It’s always hard to pick a few favorite books. For one thing, I think it’s easy to slip into listing only favorites from childhood, because those formative years are so vividly imprinted on us. For another, I know a lot of authors personally, and I don’t want to hurt any feelings, nor do I want my personal love for an author to bias me in favor of the book (we can call this my Ann Leckie rule).
I’m going to limit my favorites on this list to authors who are deceased, or who I’ve never met personally. …I’m also just going to let the childhood thing go, though, and list some books I’ve loved since I was young.
I’m also limiting this to books with speculative elements, just to make the volume a bit more manageable.
Biting the Sun by Tanith Lee — This was my favorite book through high school. Tanith Lee’s dreamlike, intricate prose reads like a string of jewels with dazzling clarity. I was enamored of the strange world–a merging of utopia and dystopia. In retrospect, I think its treatment of gender was a strong allure. People could design new bodies when they were bored with their existing ones, and switch to male or female and back with minimal fuss. Wouldn’t that be cool?

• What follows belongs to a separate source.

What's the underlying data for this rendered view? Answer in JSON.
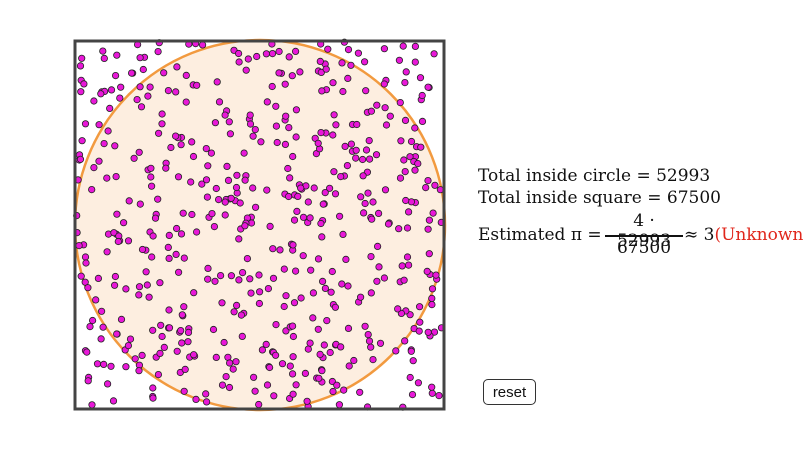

Beloved by Toni Morrison – I first read this in college. The raw, painful emotion is deeply affecting, and sensorily rendered. It’s beautiful, though also dark and unflinching in its dealings with its intense depiction of the psychological aftermath of slavery. (Also, the poetic passage in the middle is brilliant and weird, and I’m grateful that I was lucky enough to be reading the book in a class where the teacher was able to help us interpret it, because I’m not sure I’d have understood on my own.) Toni Morrison may be the greatest living writer, although of course that’s a silly thing to say, because there is never one “greatest” by an objective criteria. She’s clearly in the top tier of brilliance one way or another, and for my standards, is a strong contender for greatest.
Lilith’s Brood by Octavia Butler – I’m going to make another “greatest” claim, which is that Octavia Butler is the best and most important science fiction writer of the twentieth century. (Obviously, there are strong arguments that can be made for other people, too.) Lilith’s Brood is, I think, the height of her talent. It’s emotionally vivid, and takes place in a deeply strange world. Butler’s aliens really read like aliens. Like many of her books, Lilith’s Brood considers how humanity might evolve in the future, and whether it’s possible for us to shed our instincts toward violence and xenophobia.
And here are a couple of recent books I’m excited by, written by authors I’ve never met. I don’t know if they will stand in my pantheon forever, but they were books I’ve found impactful in the past few years.
The Walls Around Us by Nova Ren Suma – A dark horror novel that brilliantly weaves together multiple timelines. It’s told from the perspectives of two teenage girls — one imprisoned for allegedly murdering her stepfather, and the other a ballerina. The ballerina’s best friend has been convicted for murder, and now she’s the first girl’s cell mate. The rendering of the characters is sharp, interesting, and emotionally engaging, and the tightly woven plot of flashbacks and revelations, creates a magnetic, urgent force that draws you through the book.
Everybody Sees the Ants by A. S. King – It’s sort of random that I picked this book by A. S. King as opposed to one of the other books by A. S. King, almost all of which are excessively brilliant. (The others are merely quite good.) I picked this one because I remember the plot best, and because I argued for its inclusion on the Norton ballot when I was on the jury. This book has a spare, almost aggressive style, which helps illuminate the psychology of the main character. The teenaged main character is a boy who is bullied for seeming insufficiently masculine and socially adept, and I like it when books treat that subject matter seriously and well. I thought it did an excellent job of capturing that trauma, and the reactions it can create.
So, there’s five books, y’all! What are your favorites?